Dopo la visita, il medico Jovine gli praticò un abbondante ma vano salasso, che procurò solo un sollievo momentaneo. In assenza di qualsiasi presidio ospedaliero in costiera, il medico si vide costretto a telefonare all’ospedale Ruggi di Salerno per chiedere consiglio e aiuto al neurologo professor Canger. Quando, dopo due ore, il neurologo arrivò, Quasimodo era entrato già in coma. “Il professore, dopo aver telefonato alla clinica Mediterranea di Napoli, e aver parlato col professor Castellano per concordare un intervento, ordinò il trasporto del morente a Napoli. Non si poté trovare una barella. Sotto il sole, sopra un asse da stiro, portato da cuochi e camerieri, Quasimodo fu avviato lungo le interminabili scale che scendono dall’albergo alla strada costiera.

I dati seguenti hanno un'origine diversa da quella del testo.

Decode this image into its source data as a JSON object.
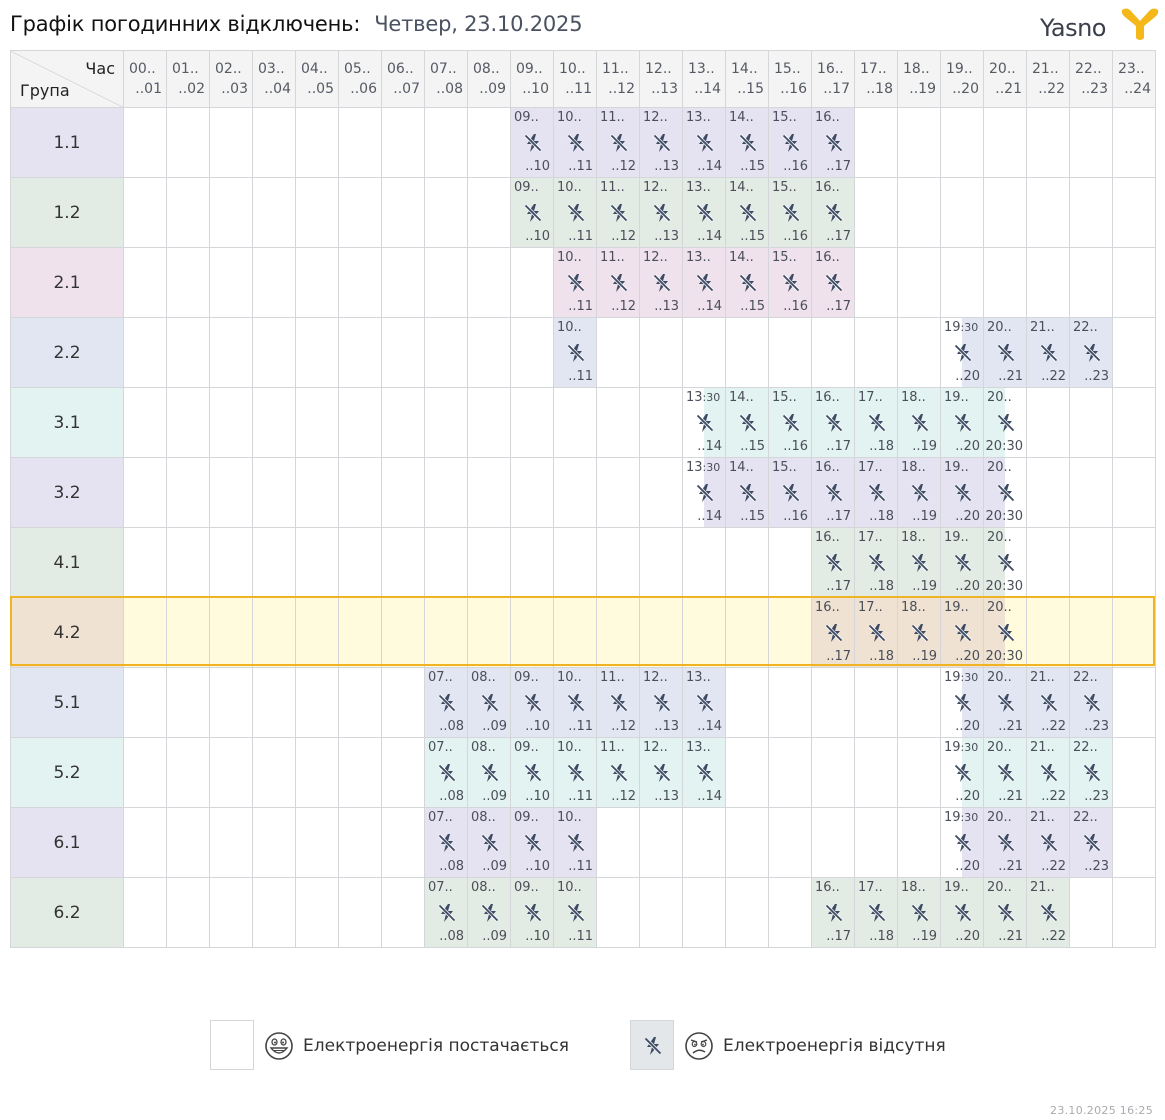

Era stata chiesta invano un’autoambulanza: una Fiat 1500 fu tutto quanto si poté trovare per non perdere minuti preziosi. La macchina partì, preceduta da un’altra macchina, con i medici, Giuseppe Liuccio e Buttitta”, continua il racconto di Chiara. Quasimodo arrivò a Napoli praticamente già morto.